NATO promotes sophisticated projects through the active involvement of its S&T community.  NATO has launched several initiatives to support international efforts to help tackle the COVID-19 pandemic. NATO’s S&T network, the world’s largest collaborative research forum in the field of defence and security, helps to speed up the process of generating resilience and make it more effective.  

However, while recognising the important role of technology in overcoming the COVID-19 pandemic, Kevan Jones cautioned that “we must also not ignore the considerable ethical, legal, and policy issues that arise with the rapid advancement of these technologies”.  

Increasingly easy access to and reduced costs of technology could allow almost anyone to set up a bio-engineering laboratory in a backyard or basement. To prevent misuse of these technologies, existing regulations and safeguards must be evaluated and updated, if necessary.
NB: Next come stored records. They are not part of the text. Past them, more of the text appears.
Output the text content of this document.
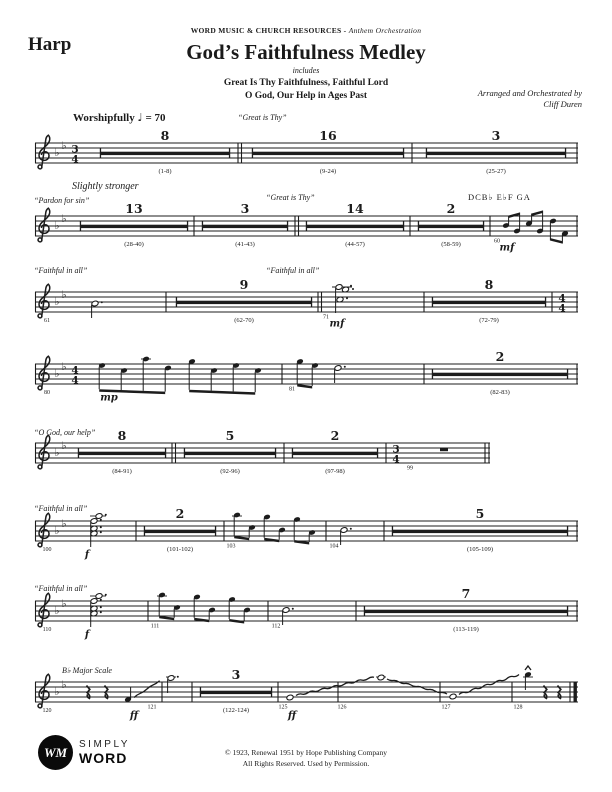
WORD MUSIC & CHURCH RESOURCES - Anthem Orchestration
Harp	God’s Faithfulness Medley
includes
Great Is Thy Faithfulness, Faithful Lord
O God, Our Help in Ages Past	Arranged and Orchestrated by
Cliff Duren
Worshipfully ♩ = 70	“Great is Thy”
Slightly stronger
“Pardon for sin”	“Great is Thy”	DCB♭ E♭F GA
“Faithful in all”	“Faithful in all”
“O God, our help”
“Faithful in all”
“Faithful in all”
B♭ Major Scale
♭
♭ 3
4
8
(1-8)
16
(9-24)
3
(25-27)
♭
♭
13
(28-40)
3
(41-43)
14
(44-57)
2
(58-59)	60
mf
♭
♭
61
9
(62-70)	71
mf
8
(72-79)
4
4
♭
♭ 4
4
80	mp
81
2
(82-83)
♭
♭
8
(84-91)
5
(92-96)
2
(97-98)
3
4
99
♭
♭
100	f
2
(101-102)	103	104
5
(105-109)
♭
♭
110	f
111	112
7
(113-119)
♭
♭
120	ff
121
3
(122-124)	125
ff
126	127	128
WM
SIMPLY
WORD	© 1923, Renewal 1951 by Hope Publishing Company
All Rights Reserved. Used by Permission.
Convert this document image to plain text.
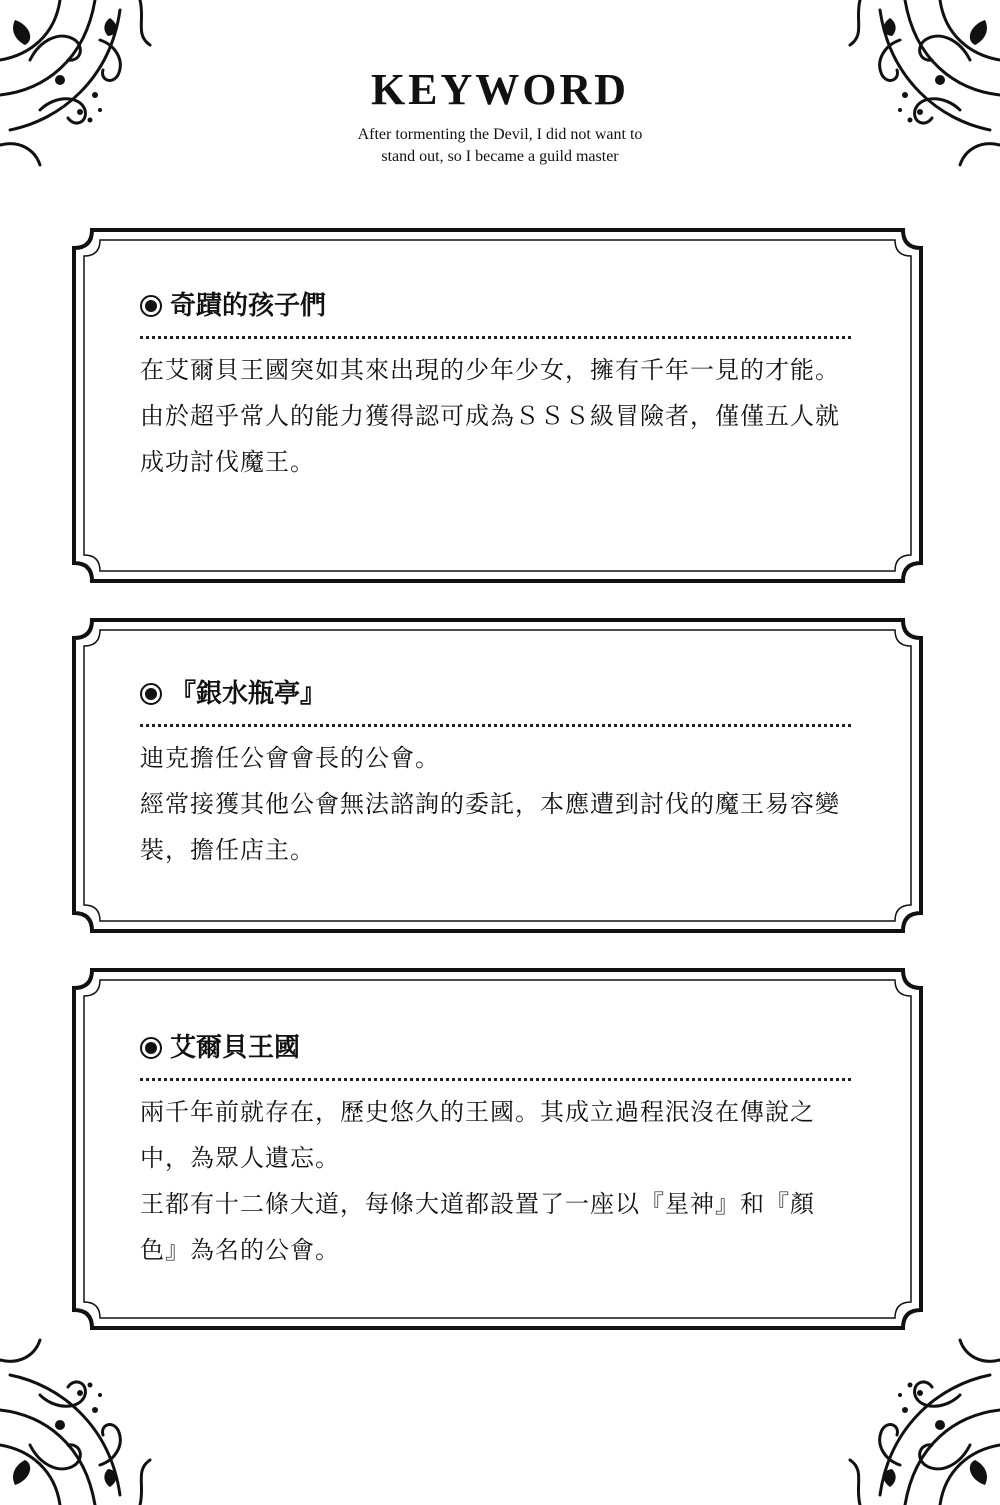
KEYWORD
After tormenting the Devil, I did not want to
stand out, so I became a guild master
奇蹟的孩子們

在艾爾貝王國突如其來出現的少年少女，擁有千年一見的才能。

由於超乎常人的能力獲得認可成為ＳＳＳ級冒險者，僅僅五人就成功討伐魔王。

『銀水瓶亭』

迪克擔任公會會長的公會。

經常接獲其他公會無法諮詢的委託，本應遭到討伐的魔王易容變裝，擔任店主。

艾爾貝王國

兩千年前就存在，歷史悠久的王國。其成立過程泯沒在傳說之中，為眾人遺忘。

王都有十二條大道，每條大道都設置了一座以『星神』和『顏色』為名的公會。
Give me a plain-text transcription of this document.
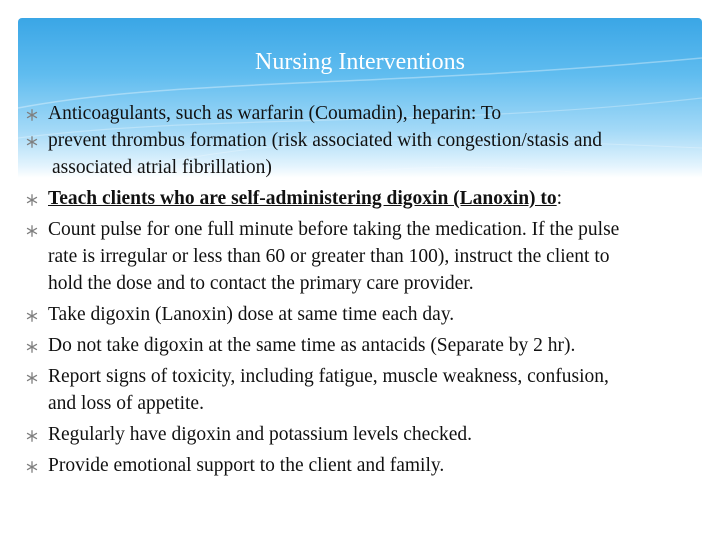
Nursing Interventions
Anticoagulants, such as warfarin (Coumadin), heparin: To
prevent thrombus formation (risk associated with congestion/stasis and
associated atrial fibrillation)
Teach clients who are self-administering digoxin (Lanoxin) to:
Count pulse for one full minute before taking the medication. If the pulse
rate is irregular or less than 60 or greater than 100), instruct the client to
hold the dose and to contact the primary care provider.
Take digoxin (Lanoxin) dose at same time each day.
Do not take digoxin at the same time as antacids (Separate by 2 hr).
Report signs of toxicity, including fatigue, muscle weakness, confusion,
and loss of appetite.
Regularly have digoxin and potassium levels checked.
Provide emotional support to the client and family.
Mr Jones called upon his colleagues to have “a substantive public discourse on how emerging, disruptive technology should be used”. Delegates agreed that parliaments should, and will, play an important role in this discourse.  

The draft report also includes a number of recommendations to increase the capacity of NATO’s S&T network. To strengthen resilience against future pandemics Allies should, among other things, seek to expand its existing S&T network by strengthening cooperation with other organisations – particularly with the European Union – and develop a dialogue between NATO and international organisations on resilience, S&T, and civil emergency planning, Mr Jones suggested.  

NATO Parliamentarians also discussed a draft report by French parliamentarian Philippe Michel-Kleisbauer on technology as an enabler for successful urban combat operations.

Urban areas represent the most complex operational environment for military forces. Urban warfare is characterised by three elements that pose problems for military operations: terrain, infrastructure, and population, with the latter being the most important.   

“The protection of the civilian population and the prevention of collateral damage are priorities for NATO forces”, according to Mr Michel-Kleisbauer. He noted that NATO formally reaffirmed its commitment to respect the rules and principles of international humanitarian law in December 2019.  

“The best way to limit casualties among the armed forces and civilians is through training and exercises”, the rapporteur said and added that Alliance members are adapting their existing training facilities to the urban environment.   

While training and technological advances are mitigating the risks to civilians and avoiding collateral damage, unconventional armed groups also benefit from commercially available technology. Equally important is their ability to organise, mobilise, communicate, and recruit through social networks, he said. Therefore, the control of information and cyberspace is increasingly important in urban warfare, he stressed. NATO members must therefore consider ways to control the proliferation of technologies – including those from the private sector – that could be used by non-state actors in urban combat. 

“Alliance members should make greater use of NATO's scientific and technological community to promote the development of new technologies to increase combat capabilities in urban areas”, Mr Michel-Kleisbauer concluded.